Anal fissure

Information has been excerpted from VisualDx clinical decision support system as a public health service. Additional information, including symptoms, diagnostic pearls, differential diagnosis, best tests, and management pearls, is available in VisualDx.


Anal fissures are chronic tears in the mucosa of the anal canal and are a very common cause of bright red blood associated with bowel movements. Fissures should be suspected if a patient complains of long-lasting pain or burning during and after defecation. The pain associated with fissures can be so severe it leads to constipation. This in turn can lead to more firm stool and worsening of the fissure.

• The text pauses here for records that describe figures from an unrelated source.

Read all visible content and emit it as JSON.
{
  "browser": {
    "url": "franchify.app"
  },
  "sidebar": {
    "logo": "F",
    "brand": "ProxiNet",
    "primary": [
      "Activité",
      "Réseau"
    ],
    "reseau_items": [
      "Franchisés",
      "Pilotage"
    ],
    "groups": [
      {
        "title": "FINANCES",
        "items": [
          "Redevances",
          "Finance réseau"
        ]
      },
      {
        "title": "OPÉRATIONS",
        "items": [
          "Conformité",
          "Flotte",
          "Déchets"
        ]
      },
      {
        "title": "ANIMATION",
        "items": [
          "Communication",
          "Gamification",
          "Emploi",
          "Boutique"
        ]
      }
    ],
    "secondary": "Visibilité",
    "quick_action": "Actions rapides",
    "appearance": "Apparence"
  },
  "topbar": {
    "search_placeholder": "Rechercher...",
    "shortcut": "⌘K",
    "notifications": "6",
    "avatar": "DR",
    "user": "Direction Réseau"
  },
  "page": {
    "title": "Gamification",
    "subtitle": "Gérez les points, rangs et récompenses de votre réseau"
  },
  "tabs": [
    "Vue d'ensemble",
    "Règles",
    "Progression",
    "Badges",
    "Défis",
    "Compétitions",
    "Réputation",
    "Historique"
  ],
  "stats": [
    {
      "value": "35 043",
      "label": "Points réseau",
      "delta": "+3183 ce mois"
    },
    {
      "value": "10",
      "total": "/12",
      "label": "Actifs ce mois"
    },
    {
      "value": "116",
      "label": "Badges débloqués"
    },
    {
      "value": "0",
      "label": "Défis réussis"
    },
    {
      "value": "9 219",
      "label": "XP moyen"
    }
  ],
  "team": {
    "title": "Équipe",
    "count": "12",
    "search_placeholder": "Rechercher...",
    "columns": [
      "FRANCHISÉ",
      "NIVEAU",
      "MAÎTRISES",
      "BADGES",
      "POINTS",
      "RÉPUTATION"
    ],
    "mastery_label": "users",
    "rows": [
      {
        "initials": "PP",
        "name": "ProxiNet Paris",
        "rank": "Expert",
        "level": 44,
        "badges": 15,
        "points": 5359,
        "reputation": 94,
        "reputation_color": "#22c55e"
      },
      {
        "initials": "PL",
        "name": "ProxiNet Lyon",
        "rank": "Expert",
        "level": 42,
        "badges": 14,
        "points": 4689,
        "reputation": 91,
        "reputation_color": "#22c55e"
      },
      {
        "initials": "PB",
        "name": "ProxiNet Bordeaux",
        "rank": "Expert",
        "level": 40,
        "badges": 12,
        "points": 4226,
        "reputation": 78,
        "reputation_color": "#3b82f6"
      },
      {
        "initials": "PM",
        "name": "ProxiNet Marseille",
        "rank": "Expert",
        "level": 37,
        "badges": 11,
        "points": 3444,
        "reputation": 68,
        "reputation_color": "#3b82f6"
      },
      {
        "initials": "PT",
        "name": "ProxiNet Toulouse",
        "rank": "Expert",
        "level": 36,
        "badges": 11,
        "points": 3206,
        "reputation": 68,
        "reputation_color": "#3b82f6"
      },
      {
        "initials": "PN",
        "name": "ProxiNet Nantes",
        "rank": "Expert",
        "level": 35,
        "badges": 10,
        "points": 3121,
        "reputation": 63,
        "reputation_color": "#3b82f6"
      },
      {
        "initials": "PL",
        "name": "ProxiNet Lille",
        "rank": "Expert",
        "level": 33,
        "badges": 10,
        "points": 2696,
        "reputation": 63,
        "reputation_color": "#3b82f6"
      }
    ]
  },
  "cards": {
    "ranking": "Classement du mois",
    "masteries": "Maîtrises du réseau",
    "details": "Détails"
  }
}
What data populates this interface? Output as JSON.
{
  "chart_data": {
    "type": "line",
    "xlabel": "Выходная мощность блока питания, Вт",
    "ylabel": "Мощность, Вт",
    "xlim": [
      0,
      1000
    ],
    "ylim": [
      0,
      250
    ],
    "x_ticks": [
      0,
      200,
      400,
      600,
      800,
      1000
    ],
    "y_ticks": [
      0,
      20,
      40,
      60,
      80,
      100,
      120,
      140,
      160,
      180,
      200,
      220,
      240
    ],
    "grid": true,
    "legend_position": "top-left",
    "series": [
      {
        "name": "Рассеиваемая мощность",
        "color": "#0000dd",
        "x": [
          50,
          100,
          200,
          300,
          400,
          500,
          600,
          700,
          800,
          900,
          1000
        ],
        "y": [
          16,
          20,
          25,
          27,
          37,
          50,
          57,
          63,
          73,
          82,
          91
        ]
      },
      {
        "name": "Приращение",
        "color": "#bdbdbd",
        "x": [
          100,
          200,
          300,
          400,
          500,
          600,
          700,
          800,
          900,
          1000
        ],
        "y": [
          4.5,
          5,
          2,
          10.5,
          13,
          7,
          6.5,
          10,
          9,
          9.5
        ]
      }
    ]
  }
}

Anal fissures are common in infancy and most often occur in children aged 6–24 months. However, the overall incidence of the problem is not well reported. The incidence of anal fissures decreases rapidly with age and is much less common among school-aged children than infants.

Most patients have only one posterior midline anal fissure. Lateral fissures have been associated with trauma, sexually transmitted infections (STIs), and other gastrointestinal disorders such as inflammatory bowel disease. Multiple fissures of the anal canal can be detected after abuse or in patients with significant underlying medical problems.

Careful history and physical examination usually confirm the diagnosis. Parents may report a history of painful constipation and may have noticed red blood associated with bowel movements. It is extremely important to ask about associated fever, rash, oral or skin lesions, diarrhea, abdominal pain, and weight loss, as systemic diseases may manifest with anal lesions. The pain associated with anal fissures is an important psychological feature to evaluate and address.

Anal fissures, constipation, and abnormal anal dilatation may be seen in sexually abused children, although they are not diagnostic of abuse. Most sexually abused children do not have abnormal physical findings.

Look For

Fissures typically appear as short linear breaks or linear erosions in the anal mucosa. As the lesions become more chronic, there may be associated thickening of the border of the fissure.